The last Jesuit Congregation of Procurators discussed the problems of “globalization and the faith-justice dyad” at the end of 2003. In order to follow up the discussions, the new issue of Promotio Justitiae (No. 81) offers the views of 10 Jesuits, from all over the world, most of them present at the Congregation. The Tokyo Social Center thinks also important to monitor the globalization moves as they influence much our tasks and our lives in Japan. The following is an attempt to synthesize the opinions presented in the Debate. Going through the articles of the Debate, one can realize that Jesuits of industrial countries and those dedicated to education lean towards the positive aspects of globalization, or try to present a balanced view of both, positive and negative elements, while Jesuits of developing economies and working “with the poor” stress the negative elements of globalization. (Ando Isamu, Jesuit Social Center, Tokyo)
Introducing the debate, Fernando Franco, the Social Justice Secretariat (Rome), affirms that, “it is clear that all Jesuits do not hold the same views on globalization. It is also evident that without a sufficiently large and important Jesuit critical mass of thinking and feeling converging on a common understanding of globalization and its effects, the Society may not be capable of developing an affective and effective response to the challenge.”
In the Hague Declaration (November 2002) the Society for International Development points out that globalization has “the potential for greater human development and prosperity on the one hand, or alienation, disempowerment, impoverishment and polarization on the other.”

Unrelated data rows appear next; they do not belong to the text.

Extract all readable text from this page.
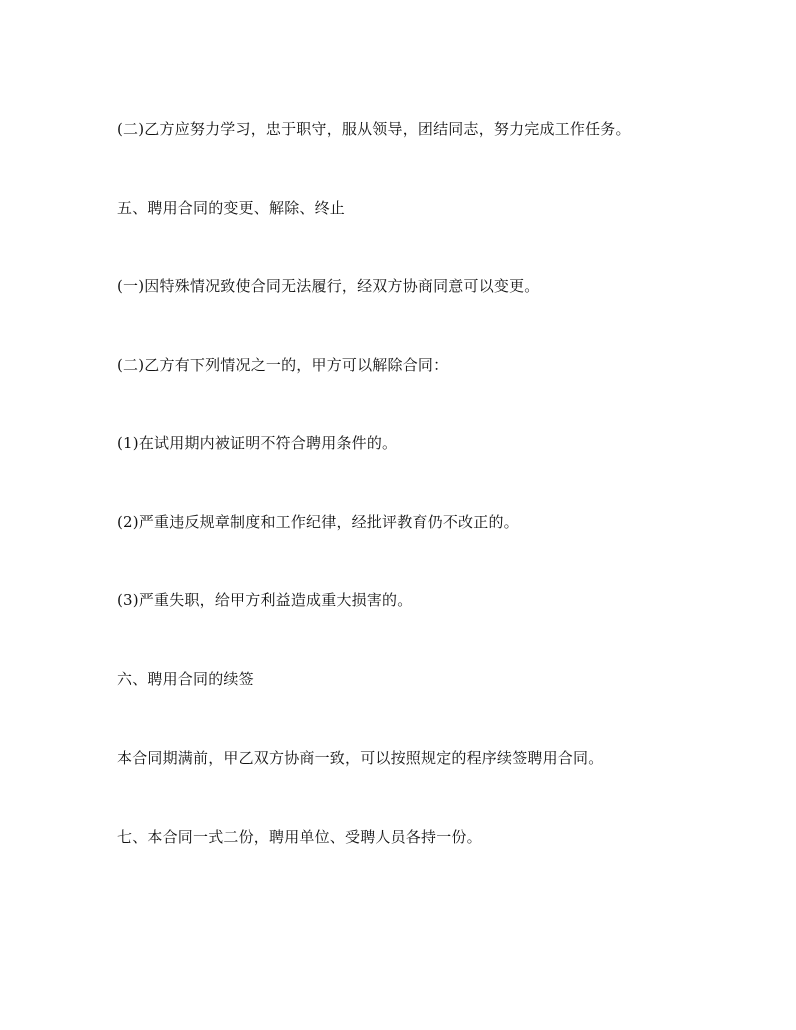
(二)乙方应努力学习，忠于职守，服从领导，团结同志，努力完成工作任务。

五、聘用合同的变更、解除、终止

(一)因特殊情况致使合同无法履行，经双方协商同意可以变更。

(二)乙方有下列情况之一的，甲方可以解除合同：

(1)在试用期内被证明不符合聘用条件的。

(2)严重违反规章制度和工作纪律，经批评教育仍不改正的。

(3)严重失职，给甲方利益造成重大损害的。

六、聘用合同的续签

本合同期满前，甲乙双方协商一致，可以按照规定的程序续签聘用合同。

七、本合同一式二份，聘用单位、受聘人员各持一份。
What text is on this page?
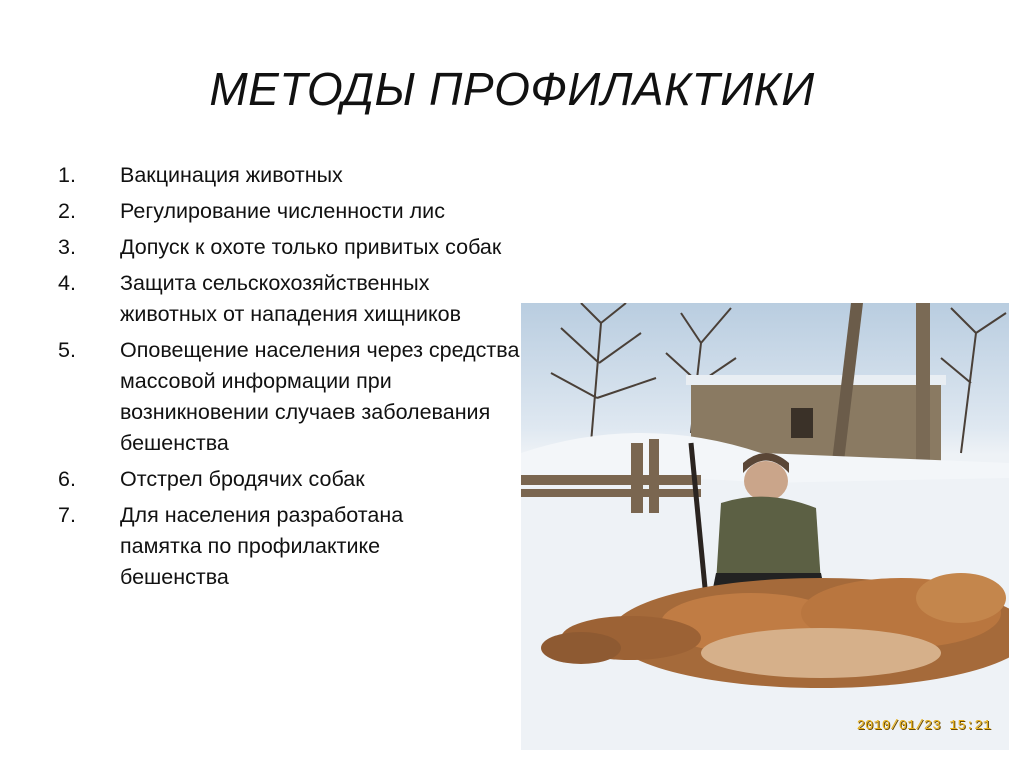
МЕТОДЫ ПРОФИЛАКТИКИ
1.	Вакцинация животных
2.	Регулирование численности лис
3.	Допуск к охоте только привитых собак
4.	Защита сельскохозяйственных животных от нападения хищников
5.	Оповещение населения через средства массовой информации при возникновении случаев заболевания бешенства
6.	Отстрел бродячих собак
7.	Для населения разработана памятка по профилактике бешенства
2010/01/23 15:21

Together with those who have the wealth we Jesuits can readily avail ourselves of the benefits of a more borderless world. But, new borders are being erected. For instance, first world governments set more stringent regulations for the admission of asylum seekers and fix stricter border security, under the excuse of terrorism. In other words, globalization produces new divisions of rich and poor, including the information-rich and the information-poor.
Globalization is presently degrading local life at the village level, but it could enhance it. This also affects our ministry. With inter-provincial collaboration, we could do much for distance learning, bringing education into the village directly.
We are quickly transported to other universes: physically, through travel or in our imagination (digital world). These are occasions to rediscover “the same” everywhere. How can we choose, or invite others to choose, life in the midst of all this? One way might be to develop more strongly the habit of encountering the Other, both among those who are near and those who are far, and recognizing Him Who comes to the world in ever surprising ways, because he makes everything new.
Confronted with one unique world in search of common values, we need a preferential choice of action towards the poor, but not in antagonistic opposition to the rich. We must rediscover what is signified by the idea that the human person is the image of God.
In a certain way globalization evokes Christian universalism. The love of God is poured out on all humanity. Modern technology provides very efficient means to bring the unity of space that is our earth and its inhabitants.
The actual problem is that globalization is in the hands of the strong and the rich. An egoistic capitalism and consumerism threaten values, justice and human dignity. But on questions of justice or injustice the Society can and should have a prophetic role.
For the cause of evangelization we have access to fantastic cultural, relational and spiritual instruments included in globalization. Our mission is to have the poorest accede to the global culture, helping them to keep the richness of their own identity.
It is a fact that globalization has not been able to reverse the poverty of the greater part of humanity. On the opposite, the poor have notably increased and the environment has reached dangerous levels, as the result of powerful arms of mass destruction and certain types of extreme development schemes. On the other hand new opportunities and ways have emerged to pursue our mission and to struggle for the life of the poor. Now it is becoming urgent to draw up diagnoses and work plans for global problems with the help of competent teams of Jesuits and lay people to find out alternative solutions. In the Spiritual Exercises we are invited to become involved in the world with all its variety and diversity, from the point of view of the most holy Trinity: “Let us bring about the redemption of the human race.” (107)
If we are to be credible witnesses of the gospel, the social apostolate must express itself in a more radical form. We need to denounce corporations and individuals who accumulate so much wealth when thousands are dying of malnutrition and starvation. At the same time, our task is also to announce God’s kingdom. We need to build global solidarity with people of good will. The Society is a global religious order. We can make a difference if we build international networks with strong local and national basis.